Mergers: Commission approves the merger between Credit Suisse and UBS

The European Commission has approved unconditionally, under the EU Merger Regulation, the merger between Credit Suisse and UBS. The Commission concluded that the transaction would not raise competition concerns in the European Economic Area (‘EEA’).

UBS and Credit Suisse are both global multinational investment banks and financial services companies. In the EEA, the companies’ activities overlap in wealth and asset management as well as in investment banking.

The Commission’s investigation

Based on its market investigation, the Commission found that the merger would not significantly reduce competition in the markets where their activities overlap within the EEA.

In particular, the Commission found that the combined entity will continue facing significant competitive pressure from a wide range of competitors in all of those markets, including several major global banks as well as specialist providers and strong local players.

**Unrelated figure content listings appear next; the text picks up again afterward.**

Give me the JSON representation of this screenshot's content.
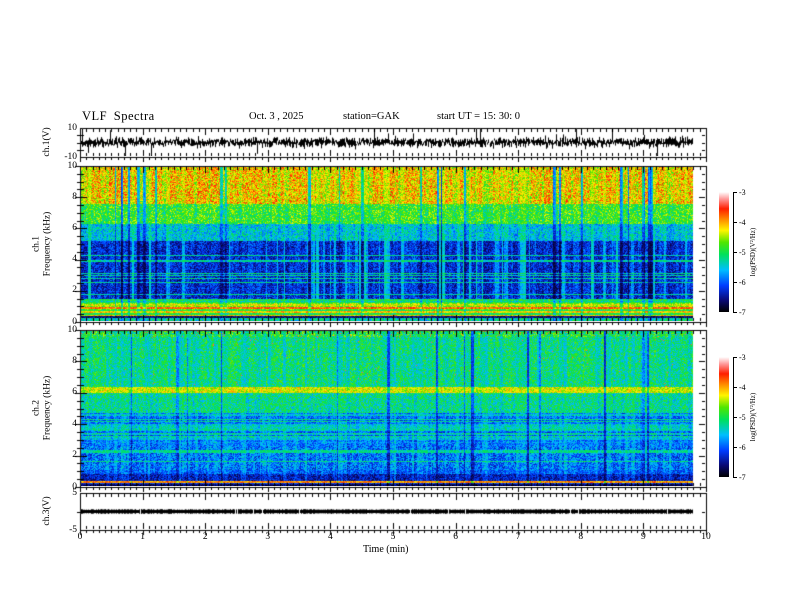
{
  "header": {
    "title": "VLF Spectra",
    "date": "Oct. 3 , 2025",
    "station": "station=GAK",
    "start_ut": "start UT =  15: 30: 0"
  },
  "x_axis": {
    "label": "Time  (min)",
    "tick_labels": [
      "0",
      "1",
      "2",
      "3",
      "4",
      "5",
      "6",
      "7",
      "8",
      "9",
      "10"
    ],
    "range_min": [
      0,
      10
    ],
    "data_end_min": 9.8
  },
  "panels": {
    "ch1_wave": {
      "ylabel": "ch.1(V)",
      "ytick_labels": [
        "10",
        "-10"
      ],
      "ylim": [
        -10,
        10
      ]
    },
    "ch1_spec": {
      "ylabel_lines": [
        "ch.1",
        "Frequency  (kHz)"
      ],
      "ytick_labels": [
        "10",
        "8",
        "6",
        "4",
        "2",
        "0"
      ],
      "ylim_khz": [
        0,
        10
      ]
    },
    "ch2_spec": {
      "ylabel_lines": [
        "ch.2",
        "Frequency  (kHz)"
      ],
      "ytick_labels": [
        "10",
        "8",
        "6",
        "4",
        "2",
        "0"
      ],
      "ylim_khz": [
        0,
        10
      ]
    },
    "ch3_wave": {
      "ylabel": "ch.3(V)",
      "ytick_labels": [
        "5",
        "-5"
      ],
      "ylim": [
        -5,
        5
      ]
    }
  },
  "colorbars": [
    {
      "label": "log(PSD)(V²/Hz)",
      "tick_labels": [
        "-3",
        "-4",
        "-5",
        "-6",
        "-7"
      ],
      "range": [
        -7,
        -3
      ]
    },
    {
      "label": "log(PSD)(V²/Hz)",
      "tick_labels": [
        "-3",
        "-4",
        "-5",
        "-6",
        "-7"
      ],
      "range": [
        -7,
        -3
      ]
    }
  ],
  "colors": {
    "background": "#ffffff",
    "axis": "#000000",
    "trace": "#000000",
    "colormap_stops": [
      [
        0.0,
        "#000000"
      ],
      [
        0.1,
        "#0a0a78"
      ],
      [
        0.22,
        "#003cff"
      ],
      [
        0.35,
        "#00beff"
      ],
      [
        0.48,
        "#00e15a"
      ],
      [
        0.58,
        "#50e600"
      ],
      [
        0.68,
        "#fff500"
      ],
      [
        0.77,
        "#ff8c00"
      ],
      [
        0.86,
        "#ff1e00"
      ],
      [
        0.94,
        "#ff9696"
      ],
      [
        1.0,
        "#ffffff"
      ]
    ]
  },
  "chart_data": [
    {
      "type": "line",
      "id": "ch1_wave",
      "title": "ch.1 voltage waveform",
      "ylabel": "ch.1(V)",
      "ylim": [
        -10,
        10
      ],
      "x_range_min": [
        0,
        9.8
      ],
      "baseline_v": 0,
      "noise_band_v": 1.8,
      "spike_v_range": [
        2.5,
        9.5
      ],
      "spike_probability": 0.04,
      "color": "#000000"
    },
    {
      "type": "heatmap",
      "id": "ch1_spec",
      "title": "ch.1 VLF spectrogram",
      "ylabel": "ch.1 Frequency (kHz)",
      "ylim_khz": [
        0,
        10
      ],
      "psd_range": [
        -7,
        -3
      ],
      "x_range_min": [
        0,
        9.8
      ],
      "bands": [
        {
          "khz": [
            0.0,
            0.2
          ],
          "style": "speckle",
          "psd_mean": -5.3,
          "psd_var": 0.6,
          "streak_sense": 0.2
        },
        {
          "khz": [
            0.2,
            0.35
          ],
          "style": "speckle",
          "psd_mean": -6.6,
          "psd_var": 0.3,
          "streak_sense": 0.0
        },
        {
          "khz": [
            0.35,
            0.75
          ],
          "style": "hstripe",
          "rows_psd": [
            -5.0,
            -4.4,
            -4.7,
            -4.1,
            -5.2
          ],
          "psd_var": 0.4,
          "streak_sense": 0.1
        },
        {
          "khz": [
            0.75,
            0.9
          ],
          "style": "hstripe",
          "rows_psd": [
            -3.7,
            -3.9
          ],
          "psd_var": 0.3,
          "streak_sense": 0.1
        },
        {
          "khz": [
            0.9,
            1.15
          ],
          "style": "hstripe",
          "rows_psd": [
            -4.3,
            -4.6,
            -4.0
          ],
          "psd_var": 0.4,
          "streak_sense": 0.1
        },
        {
          "khz": [
            1.15,
            1.45
          ],
          "style": "hstripe",
          "rows_psd": [
            -5.0,
            -5.3
          ],
          "psd_var": 0.4,
          "streak_sense": 0.2
        },
        {
          "khz": [
            1.45,
            5.2
          ],
          "style": "speckle",
          "psd_mean": -6.3,
          "psd_var": 0.45,
          "streak_sense": 0.65,
          "hlines": {
            "count": 8,
            "psd": -5.2
          }
        },
        {
          "khz": [
            5.2,
            6.3
          ],
          "style": "speckle",
          "psd_mean": -5.5,
          "psd_var": 0.5,
          "streak_sense": 0.4
        },
        {
          "khz": [
            6.3,
            7.6
          ],
          "style": "speckle",
          "psd_mean": -4.8,
          "psd_var": 0.55,
          "streak_sense": 0.35
        },
        {
          "khz": [
            7.6,
            10.01
          ],
          "style": "speckle",
          "psd_mean": -4.05,
          "psd_var": 0.6,
          "streak_sense": 0.55
        }
      ],
      "streak_target_psd": -4.8
    },
    {
      "type": "heatmap",
      "id": "ch2_spec",
      "title": "ch.2 VLF spectrogram",
      "ylabel": "ch.2 Frequency (kHz)",
      "ylim_khz": [
        0,
        10
      ],
      "psd_range": [
        -7,
        -3
      ],
      "x_range_min": [
        0,
        9.8
      ],
      "bands": [
        {
          "khz": [
            0.0,
            0.15
          ],
          "style": "speckle",
          "psd_mean": -6.7,
          "psd_var": 0.3,
          "streak_sense": 0.1
        },
        {
          "khz": [
            0.15,
            0.3
          ],
          "style": "hstripe",
          "rows_psd": [
            -3.9,
            -6.5,
            -4.2,
            -6.2
          ],
          "psd_var": 0.3,
          "streak_sense": 0.05
        },
        {
          "khz": [
            0.3,
            0.75
          ],
          "style": "speckle",
          "psd_mean": -6.4,
          "psd_var": 0.4,
          "streak_sense": 0.25
        },
        {
          "khz": [
            0.75,
            1.0
          ],
          "style": "speckle",
          "psd_mean": -6.0,
          "psd_var": 0.4,
          "streak_sense": 0.3
        },
        {
          "khz": [
            1.0,
            2.6
          ],
          "style": "speckle",
          "psd_mean": -5.9,
          "psd_var": 0.5,
          "streak_sense": 0.4,
          "hlines": {
            "count": 4,
            "psd": -5.2
          }
        },
        {
          "khz": [
            2.6,
            4.8
          ],
          "style": "hstripe",
          "rows_psd": [
            -5.9,
            -5.5,
            -5.2,
            -5.7,
            -6.0,
            -5.4
          ],
          "psd_var": 0.4,
          "streak_sense": 0.35
        },
        {
          "khz": [
            4.8,
            6.0
          ],
          "style": "speckle",
          "psd_mean": -5.2,
          "psd_var": 0.5,
          "streak_sense": 0.35
        },
        {
          "khz": [
            6.0,
            6.4
          ],
          "style": "speckle",
          "psd_mean": -4.3,
          "psd_var": 0.4,
          "streak_sense": 0.15
        },
        {
          "khz": [
            6.4,
            9.6
          ],
          "style": "speckle",
          "psd_mean": -5.05,
          "psd_var": 0.5,
          "streak_sense": 0.5,
          "streak_target_psd": -6.0,
          "red_speck": 0.003
        },
        {
          "khz": [
            9.6,
            10.01
          ],
          "style": "speckle",
          "psd_mean": -4.9,
          "psd_var": 0.6,
          "streak_sense": 0.4,
          "streak_target_psd": -6.0,
          "red_speck": 0.02
        }
      ],
      "streak_target_psd": -5.0
    },
    {
      "type": "line",
      "id": "ch3_wave",
      "title": "ch.3 voltage waveform",
      "ylabel": "ch.3(V)",
      "ylim": [
        -5,
        5
      ],
      "x_range_min": [
        0,
        9.8
      ],
      "constant_v": 0,
      "trace_thickness_v": 1.0,
      "color": "#000000"
    }
  ]
}
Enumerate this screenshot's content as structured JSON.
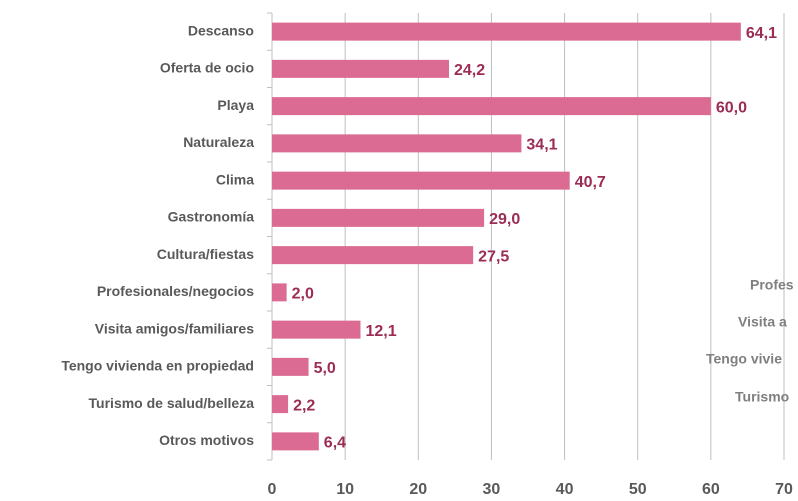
{
  "chart_data": {
    "type": "bar",
    "orientation": "horizontal",
    "categories": [
      "Descanso",
      "Oferta de ocio",
      "Playa",
      "Naturaleza",
      "Clima",
      "Gastronomía",
      "Cultura/fiestas",
      "Profesionales/negocios",
      "Visita amigos/familiares",
      "Tengo vivienda en propiedad",
      "Turismo de salud/belleza",
      "Otros motivos"
    ],
    "values": [
      64.1,
      24.2,
      60.0,
      34.1,
      40.7,
      29.0,
      27.5,
      2.0,
      12.1,
      5.0,
      2.2,
      6.4
    ],
    "value_labels": [
      "64,1",
      "24,2",
      "60,0",
      "34,1",
      "40,7",
      "29,0",
      "27,5",
      "2,0",
      "12,1",
      "5,0",
      "2,2",
      "6,4"
    ],
    "color": "#dc6b93",
    "label_color": "#9b2c55",
    "xlim": [
      0,
      70
    ],
    "xticks": [
      0,
      10,
      20,
      30,
      40,
      50,
      60,
      70
    ],
    "grid": true,
    "clipped_labels": [
      "Profes",
      "Visita a",
      "Tengo vivie",
      "Turismo"
    ]
  }
}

The Commission therefore concluded that the proposed merger would not raise competition concerns on any of the markets examined in the EEA and cleared the transaction unconditionally.

Companies and products

UBS and Credit Suisse, both headquartered in Switzerland, offer a range of banking and financial services. These include wealth management, asset management, investment banking services, retail and corporate banking services.

Merger control rules and procedures

The transaction was notified to the Commission on 26 April 2023. The notification followed the Commission’s decision of 4 April 2023, which granted the parties a derogation from the standstill obligation on the basis of Article 7(3) of the EU Merger Regulation. The standstill obligation requires merging companies not to implement a merger until it has been cleared by the Commission.

Pending the Commission’s review of the merger, in light of the financial difficulties faced by Credit Suisse and the consequent risk of financial instability, the parties requested a derogation from the standstill obligation in order to allow UBS to implement specific measures, including the closing of the transaction. The Commission found that in this specific case all conditions for granting a derogation were met and that the risk of systemic harm to third parties and to the banking sector outweighed any potential threat to competition resulting from an early closing of the transaction.

The Commission has the duty to assess mergers and acquisitions involving companies with a turnover above certain thresholds (see Article 1 of the Merger Regulation) and to prevent concentrations that would significantly impede effective competition in the EEA or any substantial part of it.

The vast majority of notified mergers do not pose competition problems and are cleared after a routine review. From the moment a transaction is notified, the Commission generally has a total of 25 working days to decide whether to grant approval (Phase I) or to start an in-depth investigation (Phase II).